OK, thanks. Because we already have the long exact sequence and Serre spectral sequence in the HoTT libraries, we'd get the LES (3) and L-H-S spectral sequence (4) (sans multiplicative structure) for group cohomology as corollaries. I don't know if (5) would follow as well – maybe that would require a theory of module spectra (which we don't know how to do)?

#### Kevin Buzzard (Nov 08 2019 at 11:56):

You don't have the Serre spectral sequence for "honest topological spaces" though, just for these homotopy types. I would like to see an honest group cohomology spectral sequence in a HoTT theory, that would be great!

#### Ulrik Buchholtz (Nov 08 2019 at 12:01):

But homotopy types are precisely enough to talk about BG for any group G, etc., so I don't see what would be dishonest about the resulting group cohomology spectral sequence?

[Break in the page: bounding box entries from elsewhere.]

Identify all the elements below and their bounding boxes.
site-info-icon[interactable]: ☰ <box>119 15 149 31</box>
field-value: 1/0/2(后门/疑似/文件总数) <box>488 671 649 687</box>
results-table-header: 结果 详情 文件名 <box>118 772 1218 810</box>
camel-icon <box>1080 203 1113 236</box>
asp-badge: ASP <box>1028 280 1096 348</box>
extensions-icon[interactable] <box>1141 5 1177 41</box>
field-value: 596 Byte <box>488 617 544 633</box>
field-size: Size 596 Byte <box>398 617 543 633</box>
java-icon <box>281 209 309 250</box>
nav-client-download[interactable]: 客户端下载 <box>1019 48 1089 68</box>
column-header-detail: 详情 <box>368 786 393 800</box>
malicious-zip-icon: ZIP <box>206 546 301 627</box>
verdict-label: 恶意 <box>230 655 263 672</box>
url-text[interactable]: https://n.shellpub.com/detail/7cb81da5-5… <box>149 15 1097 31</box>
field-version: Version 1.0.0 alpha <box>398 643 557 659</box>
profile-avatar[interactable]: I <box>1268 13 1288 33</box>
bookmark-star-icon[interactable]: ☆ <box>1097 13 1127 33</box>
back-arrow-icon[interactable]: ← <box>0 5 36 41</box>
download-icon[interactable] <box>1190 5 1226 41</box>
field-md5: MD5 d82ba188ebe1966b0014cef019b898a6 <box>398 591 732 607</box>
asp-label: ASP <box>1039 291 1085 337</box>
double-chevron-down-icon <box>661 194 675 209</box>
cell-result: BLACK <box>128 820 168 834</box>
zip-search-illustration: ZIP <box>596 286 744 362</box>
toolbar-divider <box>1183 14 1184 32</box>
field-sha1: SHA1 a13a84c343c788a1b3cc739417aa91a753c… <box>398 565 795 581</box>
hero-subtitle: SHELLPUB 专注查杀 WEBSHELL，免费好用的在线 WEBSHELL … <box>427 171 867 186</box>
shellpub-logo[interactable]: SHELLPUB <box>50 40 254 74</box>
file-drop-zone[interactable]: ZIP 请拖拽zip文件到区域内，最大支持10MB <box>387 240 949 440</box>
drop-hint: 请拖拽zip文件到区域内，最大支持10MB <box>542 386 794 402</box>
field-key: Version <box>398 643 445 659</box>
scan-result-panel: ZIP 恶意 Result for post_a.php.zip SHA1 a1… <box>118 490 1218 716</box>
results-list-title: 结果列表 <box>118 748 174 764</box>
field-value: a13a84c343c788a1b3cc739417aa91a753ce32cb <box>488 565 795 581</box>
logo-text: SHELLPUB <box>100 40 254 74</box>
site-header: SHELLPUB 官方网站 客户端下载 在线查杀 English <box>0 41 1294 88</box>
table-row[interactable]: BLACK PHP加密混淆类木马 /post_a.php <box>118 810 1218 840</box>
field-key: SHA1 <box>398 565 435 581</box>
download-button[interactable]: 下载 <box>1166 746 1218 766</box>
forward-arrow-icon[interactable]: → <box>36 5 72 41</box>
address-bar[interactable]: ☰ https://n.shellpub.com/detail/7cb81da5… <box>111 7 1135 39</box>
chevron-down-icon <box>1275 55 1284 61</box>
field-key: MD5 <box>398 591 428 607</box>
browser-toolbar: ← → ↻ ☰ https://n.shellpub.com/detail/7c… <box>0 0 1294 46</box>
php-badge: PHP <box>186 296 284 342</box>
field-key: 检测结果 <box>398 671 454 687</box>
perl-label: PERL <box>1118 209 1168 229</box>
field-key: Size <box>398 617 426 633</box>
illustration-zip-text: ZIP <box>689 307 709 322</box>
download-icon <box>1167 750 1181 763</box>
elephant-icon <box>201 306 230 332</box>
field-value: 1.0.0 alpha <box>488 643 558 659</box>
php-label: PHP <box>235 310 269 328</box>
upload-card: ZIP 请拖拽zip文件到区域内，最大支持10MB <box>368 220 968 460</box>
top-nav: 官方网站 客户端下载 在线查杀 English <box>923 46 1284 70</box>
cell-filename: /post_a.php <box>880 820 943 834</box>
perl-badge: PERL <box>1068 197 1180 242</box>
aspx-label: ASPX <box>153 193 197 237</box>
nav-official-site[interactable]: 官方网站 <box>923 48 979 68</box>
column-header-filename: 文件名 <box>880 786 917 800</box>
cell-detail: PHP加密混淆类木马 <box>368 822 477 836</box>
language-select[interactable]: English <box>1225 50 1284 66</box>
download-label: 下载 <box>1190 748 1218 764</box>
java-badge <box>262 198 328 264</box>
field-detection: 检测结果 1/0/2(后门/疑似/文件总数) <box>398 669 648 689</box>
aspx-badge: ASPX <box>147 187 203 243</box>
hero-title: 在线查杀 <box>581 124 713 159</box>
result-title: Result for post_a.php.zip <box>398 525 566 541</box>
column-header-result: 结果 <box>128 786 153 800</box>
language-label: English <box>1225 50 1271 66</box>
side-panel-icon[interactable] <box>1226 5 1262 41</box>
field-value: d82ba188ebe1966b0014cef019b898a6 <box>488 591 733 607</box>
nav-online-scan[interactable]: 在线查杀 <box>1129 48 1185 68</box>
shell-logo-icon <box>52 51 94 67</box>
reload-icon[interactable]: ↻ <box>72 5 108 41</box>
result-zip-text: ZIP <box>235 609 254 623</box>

#### Ulrik Buchholtz (Nov 08 2019 at 12:02):

I'll see if I can put that together for our joint paper on the spectral sequence (which is way overdue)

#### Reid Barton (Nov 08 2019 at 13:18):

Sorry to hijack your thread, but I've been meaning to do (or get a student to do) some group cohomology in HoTT, but I'm not exactly sure which theorems to aim for. I guess as a start, I'd prove that the two descriptions, in terms of homotopy theory (cohomology of BG with coefficients in M : BG -> Ab) and combinatorics (cohomology of some cochain complex), are equal.

This already sounds quite challenging to me, or at least the method I would apply in "ordinary math" doesn't seem to work, because you can't build the geometric realization of a simplicial set in HoTT, can you?

#### Reid Barton (Nov 08 2019 at 14:01):

Oh right, you're the author of the \mathbb{RP}^n\$ paper. Then I would believe you know how to do this, even though I don't.

#### Reid Barton (Nov 08 2019 at 14:01):

How about calculating the cohomology of free groups. That should be easier than Kevin's way :)

#### Reid Barton (Nov 08 2019 at 14:04):

Can I hijack your hijack and ask whether we know how to construct $BU$ in HoTT yet?

#### Ulrik Buchholtz (Nov 08 2019 at 14:09):

Can I hijack your hijack and ask whether we know how to construct $BU$ in HoTT yet?

I think so: construct $KU$ using Snaith's theorem, and take the connected component at the basepoint of $\mathbb{Z} \times BU \simeq \Omega^\infty KU$.

Oh hmm

#### Ulrik Buchholtz (Nov 08 2019 at 14:11):

That still doesn't get us $BU(n)$, though, AFAICT.

#### Ulrik Buchholtz (Nov 08 2019 at 14:14):

This already sounds quite challenging to me, or at least the method I would apply in "ordinary math" doesn't seem to work, because you can't build the geometric realization of a simplicial set in HoTT, can you?

Right, we don't have geometric realization of simplicial sets, but here we can build a corresponding CW structure directly, I think, and we know (and have formalized in the Agda library) that the cellular cochain complex computes cohomology correctly.

#### Kevin Buzzard (Nov 08 2019 at 15:10):

But homotopy types are precisely enough to talk about BG for any group G, etc

Yes exactly! That's why I think this would be a brilliant thing to do in HoTT.